I think not. I discussed why there’s low value to be captured by modeling data in Where’s the Product in AI?. Using a Large Language Model approach to ask questions or frame answers does not alter that analysis.
There’s been a dream of talking with computers since the first movie director to consider one realized that text printouts and panels of blinky lights make poor actors. Unfortunately, real computers want more precision than people generally use in speech, so in-product implementations of those dreams are limited to toys like Intercom, Alexa, Siri, and Cortana.
Meanwhile, people who work with computers learn a DSL (Domain Specific Language, such as SQL) for the purpose of asking the computer questions and giving it commands. That situation is regarded as ripe for disruption, so academics and vendors offer expression builders and natural language processors and fuzzy logic interpreters. Those tools help a bit but fail to actually disrupt. Because they cannot capture the full complexity of a human’s question or reasoning, they can only work in simplistic use cases. They certainly can’t handle framing a NORA (No One Right Answer) question. They become features to larger products, on-ramps and helpers that are only used to aid infrequent or new users. The power users of the product will stick with the DSL, and since new users go to power users for help, the new users are also encouraged to skip the training wheels and just learn the language.
But wait, all those prior art examples I just linked were focused on the problem of translating human input to a machine language. While GPT tech has use cases for that, it also appears to do something new: translation of machine output to a human language. Is that sufficiently interesting to make a new disruptive product?
No. Unfortunately, a large language model is not actually doing translation… it is pattern matching to what it has seen on the Internet. It is a form of creation: new strings are produced that line up with prior inputs to the model. This is just iteration on the Markov bots. What we’re seeing is a form of sleight of hand: systems designed to take advantage of human propensities to pattern match and anthropomorphize. While boosters wave away any flaws with a promise that the tech will mature, in my opinion it has already hit maturity. It’ll get smoother, just like Penn and Teller are smoother than Houdini, but it’s entertainment rather than production.
Let’s take a step back and ask what we want when we say “translate machine output to human language.” Is the goal to turn a table of numbers into a graph? That’s already a thing, but you can’t get Cortana to read a graph to you. So the goal is more like, turn this table of numbers into a sentence… and that takes reasoning. This is where pattern matching breaks down, because the model cannot tell the difference between a correct and an incorrect answer. It’s showing what’s more probable according to its data set, which makes it prone to being misled. The result is not an answer producer, it’s a bullshit generator.
Another way to think of that goal is automation. Instead of automating an “if you see this input, perform that action” stimulus-response pair, the dreamed function of output translation is an automated “if you see data that looks like this, perform that transformation and report the output”. Table of time-sequenced numbers goes down? Then feed “
the $y_legend values are going down over the &datediff(&latest(x), &earliest(x)) $x_legend period” into a text-to-voice processor. I’m sure anyone who’s written any sort of script is cringing right now at the number of assumptions glossed over by that pseudocode sentence. What if the numbers in the set go up at first and then down? What if the legends are wrong, or missing, or improperly pluralized? What if the data set mixes quarterly and monthly numbers, or is missing a row, or one cell is accidentally formatted as a string? Are we in a type-sensitive language or not?

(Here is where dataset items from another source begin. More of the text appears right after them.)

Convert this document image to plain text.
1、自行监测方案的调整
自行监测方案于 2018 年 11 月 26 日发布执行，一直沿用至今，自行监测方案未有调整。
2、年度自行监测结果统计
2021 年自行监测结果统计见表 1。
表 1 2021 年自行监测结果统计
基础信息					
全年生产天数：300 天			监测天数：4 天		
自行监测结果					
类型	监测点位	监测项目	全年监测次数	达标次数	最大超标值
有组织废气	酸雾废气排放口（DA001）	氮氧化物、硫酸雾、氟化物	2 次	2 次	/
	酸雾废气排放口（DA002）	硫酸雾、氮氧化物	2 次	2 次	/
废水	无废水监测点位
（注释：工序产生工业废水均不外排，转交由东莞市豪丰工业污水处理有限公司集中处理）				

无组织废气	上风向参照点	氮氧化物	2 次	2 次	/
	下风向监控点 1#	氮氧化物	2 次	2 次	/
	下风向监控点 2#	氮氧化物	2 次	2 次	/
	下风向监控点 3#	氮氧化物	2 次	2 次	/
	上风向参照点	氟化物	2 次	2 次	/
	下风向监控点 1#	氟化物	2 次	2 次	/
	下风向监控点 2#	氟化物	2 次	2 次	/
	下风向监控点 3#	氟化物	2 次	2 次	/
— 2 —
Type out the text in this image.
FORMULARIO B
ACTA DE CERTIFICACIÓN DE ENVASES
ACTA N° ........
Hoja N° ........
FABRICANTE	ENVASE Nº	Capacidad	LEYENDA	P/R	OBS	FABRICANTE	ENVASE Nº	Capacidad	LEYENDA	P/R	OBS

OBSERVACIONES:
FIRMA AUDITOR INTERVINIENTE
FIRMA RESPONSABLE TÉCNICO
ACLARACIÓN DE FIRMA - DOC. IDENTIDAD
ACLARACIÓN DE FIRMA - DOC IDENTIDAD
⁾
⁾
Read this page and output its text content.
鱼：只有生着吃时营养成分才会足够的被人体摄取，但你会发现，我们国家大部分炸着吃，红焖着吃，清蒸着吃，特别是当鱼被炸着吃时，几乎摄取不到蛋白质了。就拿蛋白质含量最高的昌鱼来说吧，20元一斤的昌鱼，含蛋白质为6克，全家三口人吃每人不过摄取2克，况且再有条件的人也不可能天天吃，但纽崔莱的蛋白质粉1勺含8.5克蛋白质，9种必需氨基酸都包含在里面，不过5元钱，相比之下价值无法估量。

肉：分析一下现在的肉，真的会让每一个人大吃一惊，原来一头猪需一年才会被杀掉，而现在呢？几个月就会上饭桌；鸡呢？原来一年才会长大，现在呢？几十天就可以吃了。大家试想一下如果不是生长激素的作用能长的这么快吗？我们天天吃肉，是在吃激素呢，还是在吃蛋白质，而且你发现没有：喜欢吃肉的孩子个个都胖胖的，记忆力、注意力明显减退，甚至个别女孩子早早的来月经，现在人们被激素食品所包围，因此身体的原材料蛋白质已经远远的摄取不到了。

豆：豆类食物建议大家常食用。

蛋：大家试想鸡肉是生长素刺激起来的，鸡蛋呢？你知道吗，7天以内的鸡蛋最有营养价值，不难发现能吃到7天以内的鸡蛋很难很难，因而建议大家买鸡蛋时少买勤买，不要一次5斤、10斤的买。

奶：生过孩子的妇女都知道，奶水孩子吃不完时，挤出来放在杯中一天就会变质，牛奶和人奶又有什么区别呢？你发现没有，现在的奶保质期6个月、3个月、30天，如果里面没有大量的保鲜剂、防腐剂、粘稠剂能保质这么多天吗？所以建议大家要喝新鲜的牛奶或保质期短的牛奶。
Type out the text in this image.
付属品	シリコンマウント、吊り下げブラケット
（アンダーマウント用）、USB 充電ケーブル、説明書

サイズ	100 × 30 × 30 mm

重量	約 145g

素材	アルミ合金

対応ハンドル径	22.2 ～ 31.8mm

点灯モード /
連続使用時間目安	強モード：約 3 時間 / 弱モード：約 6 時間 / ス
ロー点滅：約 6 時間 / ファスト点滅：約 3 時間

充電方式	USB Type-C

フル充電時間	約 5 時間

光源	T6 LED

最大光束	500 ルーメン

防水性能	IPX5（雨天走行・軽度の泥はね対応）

This sort of assumption handling is why automation is another area that struggles to find product traction. People can’t easily handle automation because they can’t define context clearly enough to handle real-life context changes, anomalies, abnormalities, and edge cases. It is useful to look at where automation does succeed: narrowly defined use cases in which it’s a helper to a human. I trust my watch to handle alarm clock duties. I’ve written automatic street sweeping reminders. I use cron and ifttt all the time. Scripts are very useful for ensuring that all the parts of a complex task get done, and that boring follow ups are completed. I suspect there is a useful role for tech like ChatGPT as a helper to humans, on order with a spelling or grammar checker. I don’t think that it will be useful as a new search interface, or as a replacement for DSLs, or as a translator of data into speakable sentences. Handling these things takes human reasoning, which is why we celebrate Stanislav Petrov Day. Asking a bullshit generator to fake reasoning is not a good idea.